TEMPO.CO, Jakarta - Ketua Lembaga Pendidikan Maarif Nahdlatul Ulama Arifin Junaidi mengatakan menolak kebijakan pemberlakukan lima hari per 8 jam belajar di sekolah oleh Kementerian Pendidikan dan Kebudayaan.
"Jika kebijakan Mendikbud dipaksakan dapat menimbulkan gejolak di masyarakat serta berdampak sistemik bagi peserta didik di kemudian hari, kami tidak ikut bertanggung jawab," kata Arifin dalam siaran tertulisnya, Rabu, 14 Juni 2017.

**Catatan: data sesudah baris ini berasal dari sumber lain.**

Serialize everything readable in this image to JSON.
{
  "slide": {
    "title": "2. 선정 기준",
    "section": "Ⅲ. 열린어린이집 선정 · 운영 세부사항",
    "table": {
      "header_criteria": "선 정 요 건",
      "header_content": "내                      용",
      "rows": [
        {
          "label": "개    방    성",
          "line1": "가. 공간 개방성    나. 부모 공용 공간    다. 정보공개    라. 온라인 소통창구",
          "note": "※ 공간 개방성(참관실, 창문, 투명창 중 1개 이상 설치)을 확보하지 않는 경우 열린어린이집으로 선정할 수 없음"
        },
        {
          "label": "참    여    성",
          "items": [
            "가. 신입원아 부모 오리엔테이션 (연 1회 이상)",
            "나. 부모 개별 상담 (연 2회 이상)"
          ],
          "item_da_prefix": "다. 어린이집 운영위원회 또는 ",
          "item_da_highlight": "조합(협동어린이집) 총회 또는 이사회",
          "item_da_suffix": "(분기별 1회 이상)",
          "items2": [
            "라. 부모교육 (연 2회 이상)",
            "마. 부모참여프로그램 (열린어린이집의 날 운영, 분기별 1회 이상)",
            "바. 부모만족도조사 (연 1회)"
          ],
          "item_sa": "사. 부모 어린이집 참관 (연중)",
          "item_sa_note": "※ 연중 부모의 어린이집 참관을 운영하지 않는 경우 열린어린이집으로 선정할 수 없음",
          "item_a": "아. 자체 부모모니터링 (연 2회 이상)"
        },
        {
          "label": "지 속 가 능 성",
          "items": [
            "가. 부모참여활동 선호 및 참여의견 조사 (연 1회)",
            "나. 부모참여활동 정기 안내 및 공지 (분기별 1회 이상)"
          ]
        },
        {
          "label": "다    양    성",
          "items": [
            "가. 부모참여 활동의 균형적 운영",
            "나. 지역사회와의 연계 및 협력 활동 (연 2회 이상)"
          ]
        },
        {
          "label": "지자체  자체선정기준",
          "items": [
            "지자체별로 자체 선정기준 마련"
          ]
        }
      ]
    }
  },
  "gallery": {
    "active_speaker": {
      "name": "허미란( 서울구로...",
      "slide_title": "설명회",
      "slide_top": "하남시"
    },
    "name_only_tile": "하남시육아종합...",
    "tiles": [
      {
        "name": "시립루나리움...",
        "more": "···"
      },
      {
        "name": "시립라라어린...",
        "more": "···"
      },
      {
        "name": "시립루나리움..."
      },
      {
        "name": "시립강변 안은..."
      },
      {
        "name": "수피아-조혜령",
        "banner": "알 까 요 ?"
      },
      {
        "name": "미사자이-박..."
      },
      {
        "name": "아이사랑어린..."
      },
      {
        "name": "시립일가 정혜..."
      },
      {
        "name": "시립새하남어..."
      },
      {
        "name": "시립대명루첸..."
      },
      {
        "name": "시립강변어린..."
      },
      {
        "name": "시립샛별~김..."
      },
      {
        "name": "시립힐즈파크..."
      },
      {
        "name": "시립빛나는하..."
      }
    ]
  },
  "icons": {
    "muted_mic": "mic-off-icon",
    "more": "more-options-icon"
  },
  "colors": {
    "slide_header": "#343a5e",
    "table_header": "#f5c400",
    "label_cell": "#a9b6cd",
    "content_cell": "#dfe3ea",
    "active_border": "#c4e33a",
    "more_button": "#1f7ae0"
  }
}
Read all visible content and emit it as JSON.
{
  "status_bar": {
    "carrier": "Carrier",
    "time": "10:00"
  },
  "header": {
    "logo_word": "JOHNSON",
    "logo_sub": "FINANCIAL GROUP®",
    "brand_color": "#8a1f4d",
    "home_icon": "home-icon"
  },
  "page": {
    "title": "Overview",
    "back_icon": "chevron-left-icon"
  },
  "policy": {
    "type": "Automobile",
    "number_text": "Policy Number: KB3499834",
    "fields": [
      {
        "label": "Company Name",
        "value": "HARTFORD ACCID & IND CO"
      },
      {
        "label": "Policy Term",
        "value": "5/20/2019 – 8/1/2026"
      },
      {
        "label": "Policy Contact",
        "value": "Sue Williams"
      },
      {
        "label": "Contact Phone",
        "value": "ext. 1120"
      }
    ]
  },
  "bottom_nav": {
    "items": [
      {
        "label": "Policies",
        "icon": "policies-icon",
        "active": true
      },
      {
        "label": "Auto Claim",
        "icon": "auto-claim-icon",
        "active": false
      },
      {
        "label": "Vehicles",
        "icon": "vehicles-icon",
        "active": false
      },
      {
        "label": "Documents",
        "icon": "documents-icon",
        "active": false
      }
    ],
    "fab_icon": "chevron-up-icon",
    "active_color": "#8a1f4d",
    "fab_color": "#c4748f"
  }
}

Arifin menilai Indonesia membutuhkan arsitektur sistem pendidikan yang berorientasi jangka panjang, bukan setiap ganti Menteri Pendidikan kebijakannya berganti pula. Arifin melihat, jika hal itu terjadi, pendidikan hanya sekedar menjadi tempat uji coba atau game politik yang akan berdampak pada masa depan generasi.
Baca: Menteri Pendidikan: Peraturan Sekolah Lima Hari Sudah Terbit
Arifin menyebutkan sejumlah hal yang menjadi dasar Maarif NU menolak kebijakan tersebut. Ia menilai kebijakan lima hari per 8 jam belajar di sekolah bertentangan dengan Undang-Undang Sistem Pendidikan Nasional.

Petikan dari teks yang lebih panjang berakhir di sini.